L'Editoriale
Giovedì 11 Agosto 2022
La tragedia in carcere, se il giudice non si dà pace e il sistema da cambiare
Il commento. Si chiamava Donatella, aveva 27 anni ed era detenuta nel carcere di Montorio, frazione di Verona, in seguito a piccoli furti per procurarsi la droga dalla quale era dipendente. È qui che qualche giorno fa si è tolta la vita. Una giovane risucchiata da quell’infernale gorgo che sono gli stupefacenti e contro i quali Donatella stava cercando di disintossicarsi. Ma in quel gorgo è facile cadere, molto più difficile uscirne.
Una vicenda che non avrebbe fatto notizia, se non per quello che è successo al funerale celebrato a Verona, durante il quale un’amica della vittima, Micaela, ha letto una missiva inusuale: «Conoscevo Donatella dal 2016, avevo lavorato con lei e per lei in tante occasioni - vi è scritto dal giudice di Sorveglianza Vincenzo Semeraro, del Tribunale di Verona - ultima delle quali nel marzo scorso, allorché la inviai in comunità a Conegliano. Inutile dire che la sensazione che provo è quella di sgomento e dolore. So che avrei potuto fare di più per lei, non so cosa, ma so che avrei potuto fare di più. Il sistema ha fallito. Capisco chi sta provando rabbia». Una lettera piena di rammarico e di sofferenza. È raro che un magistrato prenda posizione pubblica mostrando umanità ed empatia verso la persona di un caso che ha seguito. Andrea Mirenda, anch’egli magistrato di Sorveglianza veronese, ha voluto essere presente con il cuore alle esequie inviando un messaggio alla famiglia per «esprimere la mia più dolorosa vicinanza in questo tristissimo momento».

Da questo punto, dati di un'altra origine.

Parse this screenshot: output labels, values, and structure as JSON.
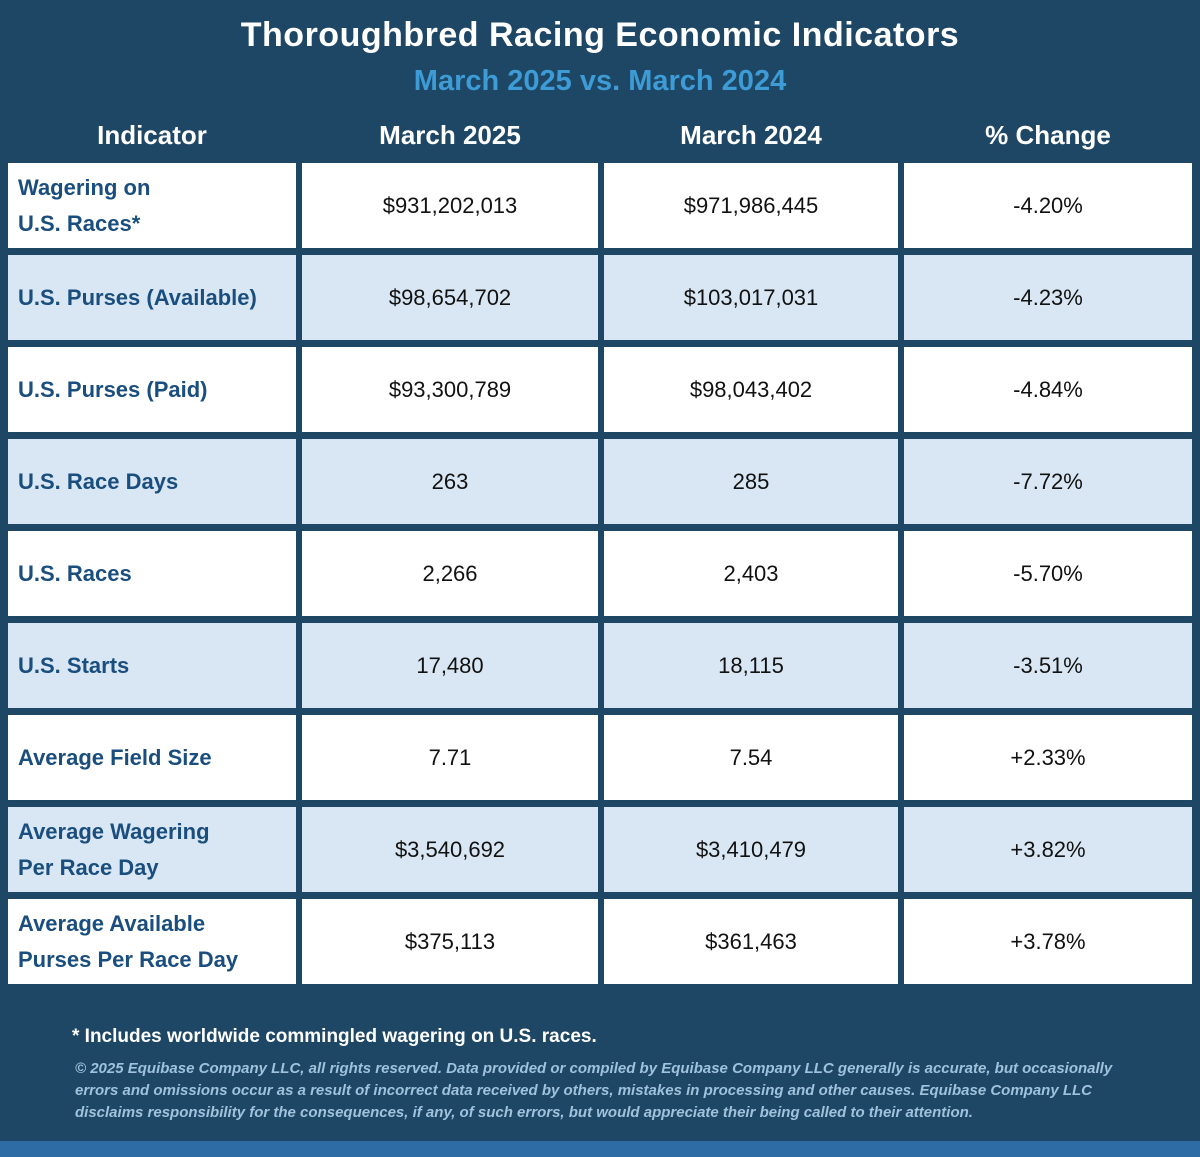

Il legale di Donatella stava lavorando per farle ottenere una misura alternativa al carcere. Per chi è tossicodipendente, e quindi malato, non può essere il luogo idoneo per ripartire, per scontare reati non socialmente pericolosi come piccoli furti. È il sistema fallimentare del quale ha scritto il giudice Semeraro. Che ha altre pecche. Nel 2022 si sono tolte la vita nelle celle già 47 persone, Donatella è la 48ª, 16 volte in più che all’esterno. La fotografia desolante dei penitenziari italiani è dell’associazione Antigone, che da anni monitora la situazione: tre persone in 7-8 metri quadrati (la legge ne prevede almeno tre ciascuna: non rispettandola, abbiamo subito condanne dalla Corte europea dei diritti dell’uomo), temperature che nelle celle superano i 40°, assenza di frigoriferi e ventilatori, finestre sigillate e aria che non circola. Sono le condizioni nelle quali vivono parte dei 54.841 detenuti in Italia (a fronte di una capienza regolamentare di 50.900). Il 35% fa uso di droghe e solo tre penitenziari (su 189) sono «dedicati» al contrasto della tossicodipendenza, con servizi psichiatrici e psicologici.
In alcuni istituti l’acqua viene razionata, come ad Augusta. A Santa Maria Capua Vetere, invece, manca ancora l’allaccio alla rete idrica comunale. La nostra Costituzione, spesso citata per altre vicende, all’articolo 27 dice che «le pene non possono consistere in trattamenti contrari al senso di umanità e devono tendere alla rieducazione del condannato». Ma quale rieducazione: per ammissione degli stessi direttori, oggi molti penitenziari italiani sono criminogeni. Spesso se ne esce peggiori di quando si è entrati. Il 35% di chi è in cella poi è in carcerazione preventiva (quindi ancora presunto innocente secondo la Costituzione) e la metà verrà assolto o prosciolto in base alla media storica.
I ministri Orlando e Cartabia hanno cercato di migliorare la situazione anche investendo sulle pene alternative al carcere. Chi ne beneficia ha una recidiva dei reati del 20%, chi trascorre tutto il periodo di condanna nei penitenziari invece dell’80%. E chi è malato di droga non deve stare in cella ma nelle comunità. Aveva ragione il grande Fëdor Dostoevskij: «Il grado di civilizzazione di una società si misura dalle sue prigioni».